# Changing headllight and fog lights



## Mr.B (Mar 27, 2005)

Hi, I have two questions?

My first question,

Does anyone know if Sylvania silverstar bulbs are good for replacements for an 02 Altima? Silverstar 9006 and Silverstar H1. This will be the first time replacing the head light bulbs on my car.

Second question,

How are the fog lights replaced? What needs to come off in order to change the bulbs? Does anyone have a visual diagram?


----------



## Marvin (Oct 16, 2002)

Headlights 



Foglights just pop out of the bumper, no need in taking anything apart.


----------



## blitzboi (Apr 13, 2004)

The only complaint I've heard about silverstars (and "blue bulbs" in general) is that they tend not to last as long as a standard halogen bulb.
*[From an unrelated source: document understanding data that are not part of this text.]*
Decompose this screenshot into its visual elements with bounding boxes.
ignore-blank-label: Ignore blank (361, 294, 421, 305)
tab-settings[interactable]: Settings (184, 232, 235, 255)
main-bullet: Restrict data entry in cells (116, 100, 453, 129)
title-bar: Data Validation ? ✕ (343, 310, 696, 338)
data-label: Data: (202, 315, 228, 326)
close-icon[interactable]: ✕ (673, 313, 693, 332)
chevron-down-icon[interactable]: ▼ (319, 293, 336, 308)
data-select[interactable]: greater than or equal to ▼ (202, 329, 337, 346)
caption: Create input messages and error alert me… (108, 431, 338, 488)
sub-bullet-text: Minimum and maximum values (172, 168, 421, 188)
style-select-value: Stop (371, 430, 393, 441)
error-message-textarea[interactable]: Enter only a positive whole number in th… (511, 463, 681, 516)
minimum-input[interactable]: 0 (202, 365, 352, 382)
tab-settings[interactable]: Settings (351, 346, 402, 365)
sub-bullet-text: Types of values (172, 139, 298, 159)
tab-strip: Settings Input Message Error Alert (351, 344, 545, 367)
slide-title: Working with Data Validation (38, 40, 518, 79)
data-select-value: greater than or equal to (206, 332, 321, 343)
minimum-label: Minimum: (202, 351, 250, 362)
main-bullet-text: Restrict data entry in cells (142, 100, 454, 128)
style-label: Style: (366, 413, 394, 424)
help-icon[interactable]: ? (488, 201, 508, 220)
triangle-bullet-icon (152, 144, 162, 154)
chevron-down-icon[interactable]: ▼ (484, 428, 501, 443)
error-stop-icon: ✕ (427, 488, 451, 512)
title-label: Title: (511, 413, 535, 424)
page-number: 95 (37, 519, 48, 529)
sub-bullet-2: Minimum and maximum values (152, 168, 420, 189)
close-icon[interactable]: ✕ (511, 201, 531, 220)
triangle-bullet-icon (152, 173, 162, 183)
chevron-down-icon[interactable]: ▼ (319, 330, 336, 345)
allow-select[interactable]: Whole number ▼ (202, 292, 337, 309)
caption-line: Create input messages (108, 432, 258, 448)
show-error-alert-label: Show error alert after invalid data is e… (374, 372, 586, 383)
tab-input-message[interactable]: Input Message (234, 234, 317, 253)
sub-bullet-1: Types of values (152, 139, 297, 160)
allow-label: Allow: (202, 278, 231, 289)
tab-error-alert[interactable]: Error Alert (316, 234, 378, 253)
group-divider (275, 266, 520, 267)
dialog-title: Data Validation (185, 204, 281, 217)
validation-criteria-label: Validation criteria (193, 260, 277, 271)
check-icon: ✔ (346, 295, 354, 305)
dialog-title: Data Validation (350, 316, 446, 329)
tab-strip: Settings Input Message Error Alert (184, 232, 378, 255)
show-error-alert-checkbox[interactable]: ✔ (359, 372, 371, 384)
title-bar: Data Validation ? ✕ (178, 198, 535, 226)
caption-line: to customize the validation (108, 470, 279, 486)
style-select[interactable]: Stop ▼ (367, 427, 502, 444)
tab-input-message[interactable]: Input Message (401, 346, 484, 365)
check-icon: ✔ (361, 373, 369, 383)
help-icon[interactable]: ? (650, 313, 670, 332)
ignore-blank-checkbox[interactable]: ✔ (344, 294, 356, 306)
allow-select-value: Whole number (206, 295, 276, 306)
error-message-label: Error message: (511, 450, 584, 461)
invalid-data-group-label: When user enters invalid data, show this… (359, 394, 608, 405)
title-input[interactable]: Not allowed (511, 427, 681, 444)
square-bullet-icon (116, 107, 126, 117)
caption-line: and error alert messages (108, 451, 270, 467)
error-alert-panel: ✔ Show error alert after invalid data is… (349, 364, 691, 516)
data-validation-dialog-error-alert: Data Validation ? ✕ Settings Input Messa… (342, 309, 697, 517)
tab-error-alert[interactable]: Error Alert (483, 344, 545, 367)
People seem to only get a year or so out of them, and at CAD$25 a pop that's expensive (don't know what they go for in the U.S.).


----------



## Mr.B (Mar 27, 2005)

blitzboi said:


> The only complaint I've heard about silverstars (and "blue bulbs" in general) is that they tend not to last as long as a standard halogen bulb. People seem to only get a year or so out of them, and at CAD$25 a pop that's expensive (don't know what they go for in the U.S.).


Well I hope they last a long time for me, I don't use the auto mode for headlights, so my head lights are off during the day. I paid 20 for each bulb at autozone. This is my first time replacing the bulb since I had my 02 Alitma.


----------